Durante cuatro décadas, en el extranjero me he tenido que enfrentar
centenares de veces a los mismos tópicos sobre la sociedad española.
TENGO UNA AMIGA catalana no independentista que el otro día me contaba sus cuitas.
Por un lado, la crispación social y la creciente agresividad:
por ejemplo, hace poco viajaba en un taxi en Barcelona e iba comentando
por el móvil con un amigo su tristeza por la situación política, y el
taxista comenzó a bufar, pegó un frenazo y la echó con cajas
destempladas de su vehículo.
Y, por el otro lado, el sapo que se tuvo
que tragar cuando formó parte de la última manifestación por la unidad y
recorrió las calles acompañada por el chunda chunda del ¡Que viiiiiva Españaaaaa!
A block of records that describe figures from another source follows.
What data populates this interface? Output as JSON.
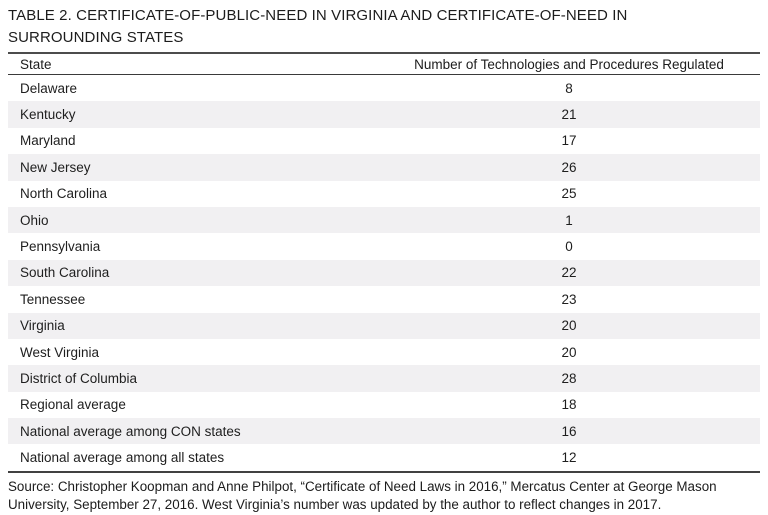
{
  "page": {
    "title_line1": "TABLE 2. CERTIFICATE-OF-PUBLIC-NEED IN VIRGINIA AND CERTIFICATE-OF-NEED IN",
    "title_line2": "SURROUNDING STATES"
  },
  "table": {
    "columns": [
      "State",
      "Number of Technologies and Procedures Regulated"
    ],
    "rows": [
      {
        "state": "Delaware",
        "value": "8"
      },
      {
        "state": "Kentucky",
        "value": "21"
      },
      {
        "state": "Maryland",
        "value": "17"
      },
      {
        "state": "New Jersey",
        "value": "26"
      },
      {
        "state": "North Carolina",
        "value": "25"
      },
      {
        "state": "Ohio",
        "value": "1"
      },
      {
        "state": "Pennsylvania",
        "value": "0"
      },
      {
        "state": "South Carolina",
        "value": "22"
      },
      {
        "state": "Tennessee",
        "value": "23"
      },
      {
        "state": "Virginia",
        "value": "20"
      },
      {
        "state": "West Virginia",
        "value": "20"
      },
      {
        "state": "District of Columbia",
        "value": "28"
      },
      {
        "state": "Regional average",
        "value": "18"
      },
      {
        "state": "National average among CON states",
        "value": "16"
      },
      {
        "state": "National average among all states",
        "value": "12"
      }
    ]
  },
  "source": {
    "line1": "Source: Christopher Koopman and Anne Philpot, “Certificate of Need Laws in 2016,” Mercatus Center at George Mason",
    "line2": "University, September 27, 2016. West Virginia’s number was updated by the author to reflect changes in 2017."
  },
  "colors": {
    "row_alt_background": "#f1f0f2",
    "rule_dark": "#4c4c4c",
    "text": "#1e1e1e"
  }
}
de Manolo Escobar: “Porque desde luego hay que salir y manifestarse,
pero tener que aguantar eso…”, se dolía la criatura. Qué bien la
entiendo.
Llevo casi cuarenta años participando como periodista y novelista en
actos públicos en el extranjero y en todo este tiempo me he tenido que
enfrentar centenares de veces a los mismos tópicos sobre la sociedad
española, unos estereotipos rancios y ridículos que poseen una fabulosa
tenacidad, porque las décadas transcurren, pero los lugares comunes
continúan firmemente hincados en la mentalidad de franceses, ingleses,
italianos, alemanes, norteamericanos y demás individuos de allende
fronteras.
Y es que los tópicos persisten por encima de lo real
siempre y cuando nos devuelvan una imagen confortable de nosotros
mismos. Al anclar a España en lo primitivo, lo violento y lo racial, los
ciudadanos precisamente más primitivos de esos países (es decir, los
más incultos) se sienten superiores.
Denigrar al vecino, ya se sabe, es
la manera más fácil que tienen los necios para creerse listos.
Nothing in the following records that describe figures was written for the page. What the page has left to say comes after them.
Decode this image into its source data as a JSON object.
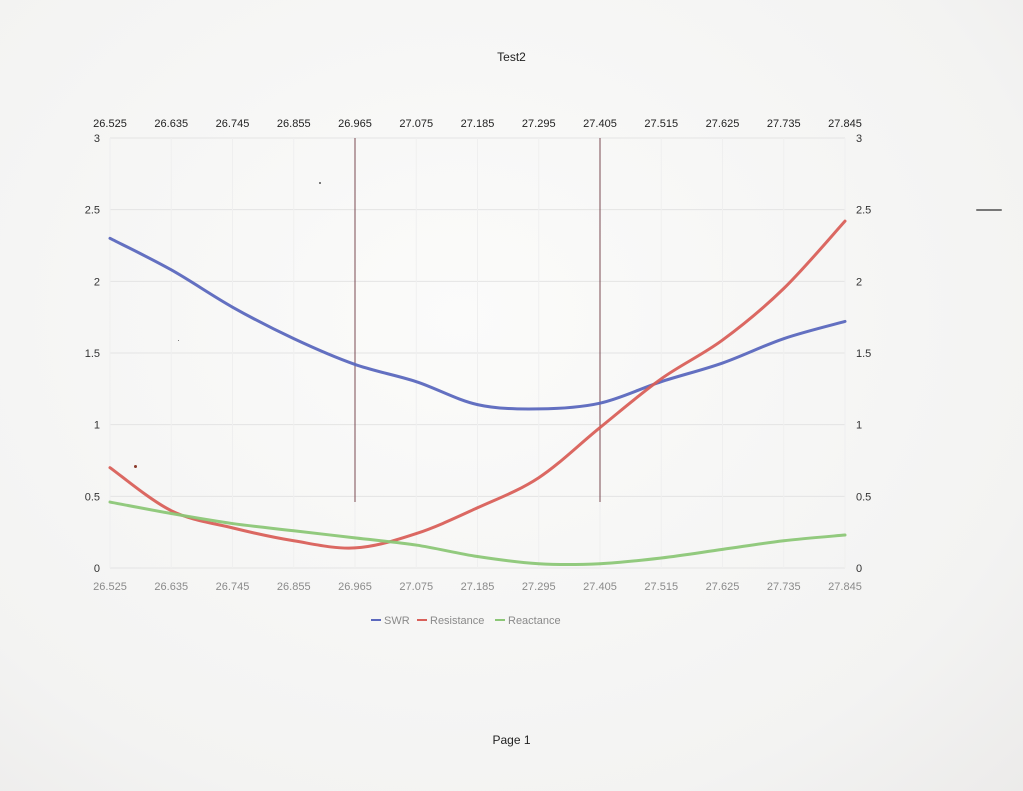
{
  "page": {
    "title": "Test2",
    "footer": "Page 1"
  },
  "chart_data": {
    "type": "line",
    "title": "Test2",
    "x": [
      26.525,
      26.635,
      26.745,
      26.855,
      26.965,
      27.075,
      27.185,
      27.295,
      27.405,
      27.515,
      27.625,
      27.735,
      27.845
    ],
    "x_tick_labels": [
      "26.525",
      "26.635",
      "26.745",
      "26.855",
      "26.965",
      "27.075",
      "27.185",
      "27.295",
      "27.405",
      "27.515",
      "27.625",
      "27.735",
      "27.845"
    ],
    "xlim": [
      26.525,
      27.845
    ],
    "ylim": [
      0,
      3
    ],
    "y_ticks": [
      0,
      0.5,
      1,
      1.5,
      2,
      2.5,
      3
    ],
    "y_tick_labels": [
      "0",
      "0.5",
      "1",
      "1.5",
      "2",
      "2.5",
      "3"
    ],
    "xlabel": "",
    "ylabel": "",
    "grid": true,
    "legend_position": "bottom",
    "markers_x": [
      26.965,
      27.405
    ],
    "series": [
      {
        "name": "SWR",
        "color": "#5b68be",
        "values": [
          2.3,
          2.08,
          1.82,
          1.6,
          1.42,
          1.3,
          1.14,
          1.11,
          1.15,
          1.3,
          1.43,
          1.6,
          1.72
        ]
      },
      {
        "name": "Resistance",
        "color": "#d9605a",
        "values": [
          0.7,
          0.4,
          0.28,
          0.19,
          0.14,
          0.24,
          0.42,
          0.63,
          0.98,
          1.32,
          1.59,
          1.95,
          2.42
        ]
      },
      {
        "name": "Reactance",
        "color": "#8cc777",
        "values": [
          0.46,
          0.38,
          0.31,
          0.26,
          0.21,
          0.16,
          0.08,
          0.03,
          0.03,
          0.07,
          0.13,
          0.19,
          0.23
        ]
      }
    ]
  }
}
De modo que llevo casi cuarenta años teniendo que explicar una y otra
vez, y a medida que transcurre el tiempo más irritada, que la España de
hoy no se define de manera esencial por la Guerra Civil o por el
franquismo.
Sin duda forman una parte muy importante de nuestra
historia, pero exactamente igual que la Segunda Guerra Mundial forma
parte de la historia de los vecinos.
Quiero decir que, por el hecho de
ser una escritora española, no tengo que ser preguntada una y otra vez
por la maldita Guerra Civil, de la misma manera que a nadie se le ocurre
preguntarle a un escritor francés por el colaboracionismo de Pétain,
con el agravante de que esto último tendría incluso más sentido
cronológico, porque la guerra mundial terminó seis años más tarde que la
nuestra.
Hace 42 años que murió Franco, 78 que acabó la Guerra Civil:
la España de hoy no se reduce a eso, por favor.
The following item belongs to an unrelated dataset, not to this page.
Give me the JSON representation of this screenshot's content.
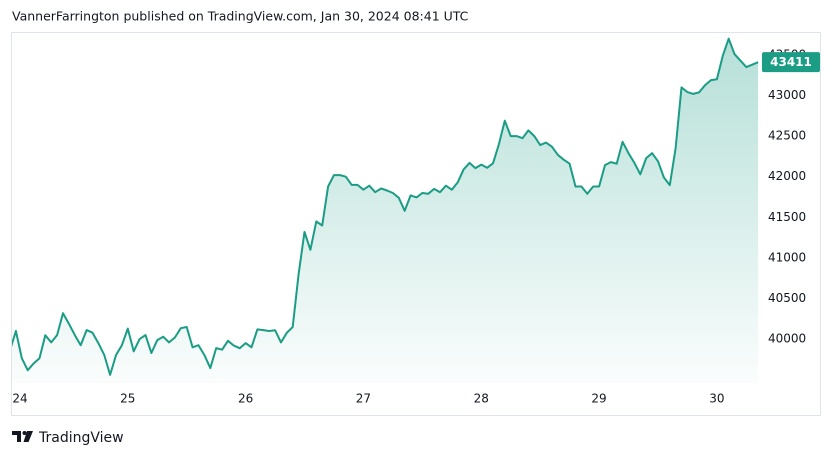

Pero ahí sigue aleteando el tópico.
España es sinónimo de Guerra Civil, machismo, toreros, Iglesia y
flamencas con bata de lunares.
Y yo me aburro de repetir que, según el
Eurobarómetro, el machismo español está en la zona media-baja (aunque
siga existiendo, por supuesto: hay sexismo en todas partes); que apenas
un 35% de la población apoya los toros (y entre menores de 24 años, sólo
un 16%); que somos uno de los países menos religiosos del planeta (sólo
un 26% se declaran católicos practicantes, sólo un 35% marcan la
casilla de la Iglesia en la renta), y que las flamencas forman parte de
nuestra rica y complejísima cultura, pero son tan sólo un ingrediente
más de ese mosaico y, aunque nos guste verlas, muchos no nos sentimos
representados por ellas.
Pero hete aquí que ahora, con este salto para atrás que siempre fomentan
las ebulliciones nacionalistas, sean del signo que sean, se diría que
los tópicos más viejos y casposos están levantando la cabeza.
Verán, a
mí me parece de perlas que haya gente a la que le encante Manolo Escobar
con su carro, sus no me gusta que a los toros te pongas la minifarda y
sus vivas patrióticos, y seguro que el cantante fue un buen hombre, pero
considero lamentable intentar reducir la moderna y poliédrica España de
hoy a ese mensaje elemental y arcaico, que para bailar achispado en una
boda puede funcionar, pero como eslogan político da pavor.
Esta queja
puede parecer una frivolidad con la que está cayendo, pero es que los
símbolos son importantes porque las ideologías se amparan y engordan
bajo ellos.
¿Que viva España? Pues mira, suplantada, empequeñecida y
secuestrada por la simpleza del hit escobariano, como que no.